Having finished writing the 4th Esme Quentin novel (soon to be published - details coming soon!) I've had a chance to consider what's next in my own family history investigations. While browsing my notes, I was reminded of this intriguing story about my maternal grandfather.
Before he followed his dream to become Ken Barton,"theatrical artist", Herbert 'Bert' Colley (his real name) worked in the newspaper industry (for The Times, I believe as a printer) and it may have been here where he met Mary Ann Fry, a “paper packer” (possibly someone who packed newspapers?) to whom he became engaged.
Reading of the banns
In late November and early December 1889 the banns were read in St John's the Evangelist, Walworth announcing the forthcoming marriage of batchelor, Herbert Henry Coules Colley and spinster, the aforementioned, Mary Ann Fry. Herbert would have been 20 and Mary Ann, 19.
But it seems that the actual marriage never took place and the entry on the banns record is crossed out.
It might be logical to assume that either the bride or the groom called off the wedding and that was the end of that... except that less than 3 months later, in March 1890, another banns record appears for Herbert Henry Coules Colley and Mary Ann Fry. Again there is no record that the marriage took place and, again, the entry has been crossed out.
Drama in the pews?
So what occurred? Was the first wedding cancelled due to illness? Did either party change their mind and then change it back again, to try a second time the following year? Did everyone arrive at the church on two separate occasions, only to witness the bride – or the groom – not turning up? Perhaps someone, in true dramatic fashion, as in the infamous scene in Charlotte Bronte's Jane Eyre, stood up and declared there was an impediment to why these two people could not be joined in matrimony!
When I raised this conundrum on Twitter a few years ago, a fellow family historian suggested that perhaps the "cancelled" wedding was because of the couple being under age. However that still doesn't explain why they tried again only 3 months later, as they'd still have been under age. I'd love to know the story!

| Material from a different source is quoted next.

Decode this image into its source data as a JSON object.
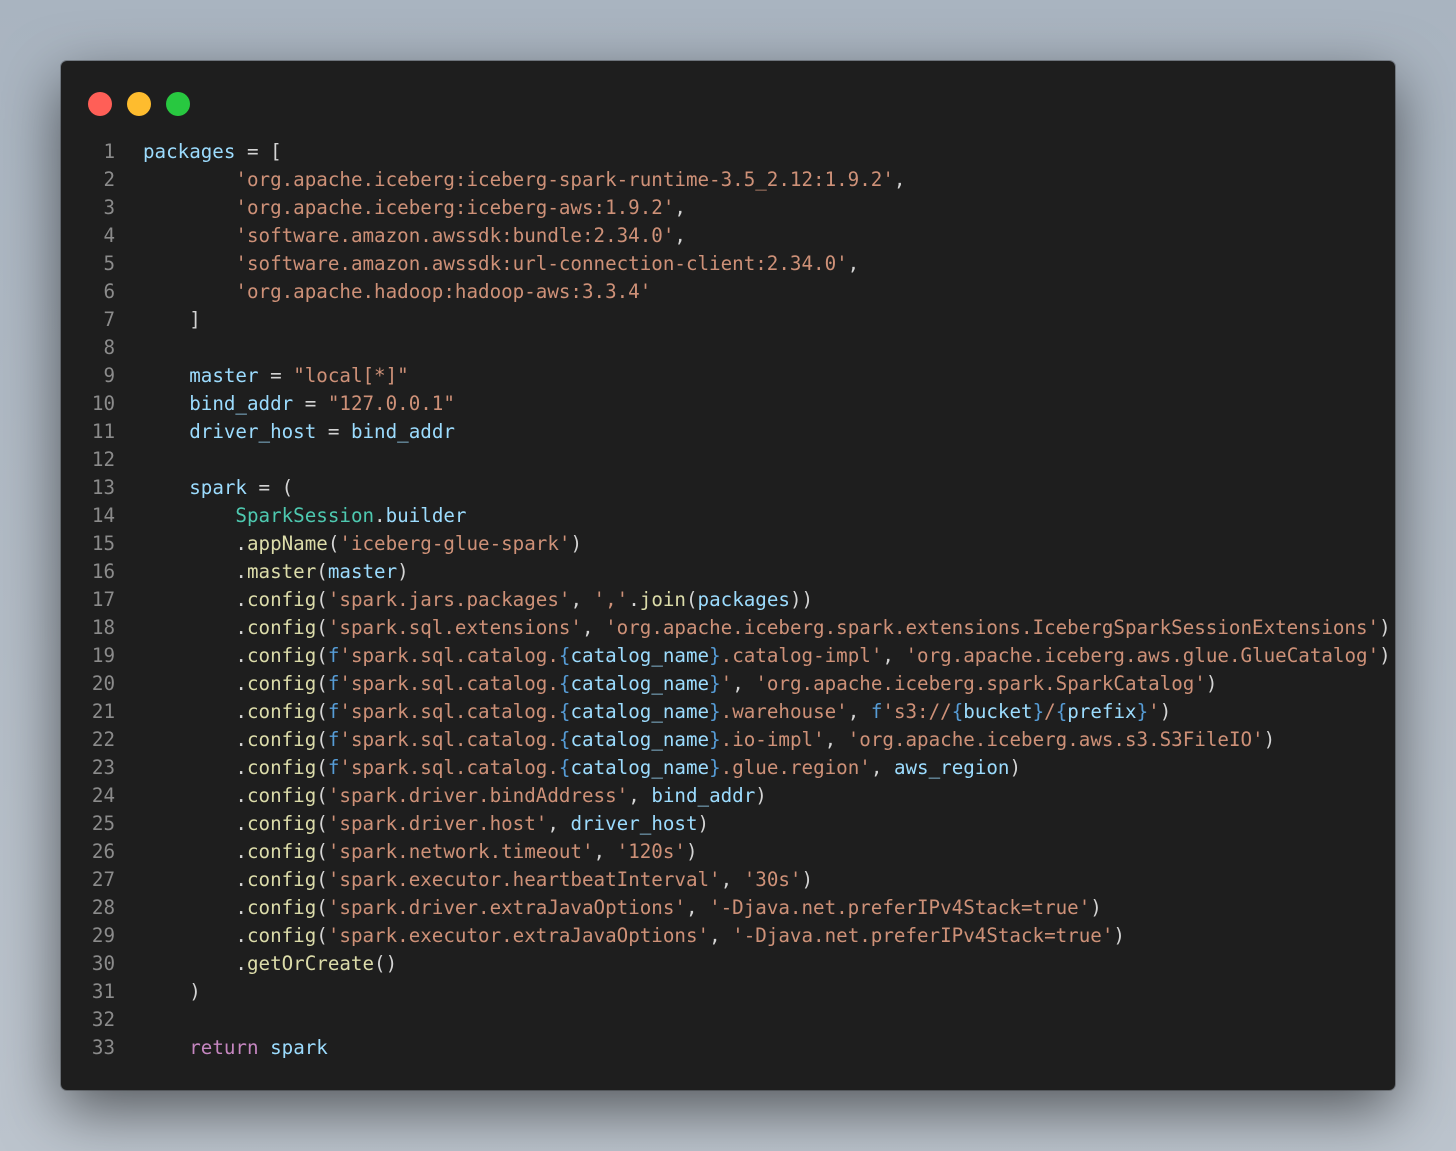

To conclude the story, I can tell you that 5 years after the second banns reading, Herbert married his first wife Ada Dean (not my grandmother) in 1895, at the same church, St John's the Evangelist, Walworth and, in intriguing twist to the tale, one year after that, in 1896, Mary Ann Fry married Herbert's uncle, his father's brother Robert Colley (in a different church, in case you're wondering). Herbert's own sister, Maud, was one of the witnesses. I wonder if Herbert went to the wedding?
Sounds like a great plot for a novel... had I been a romance author!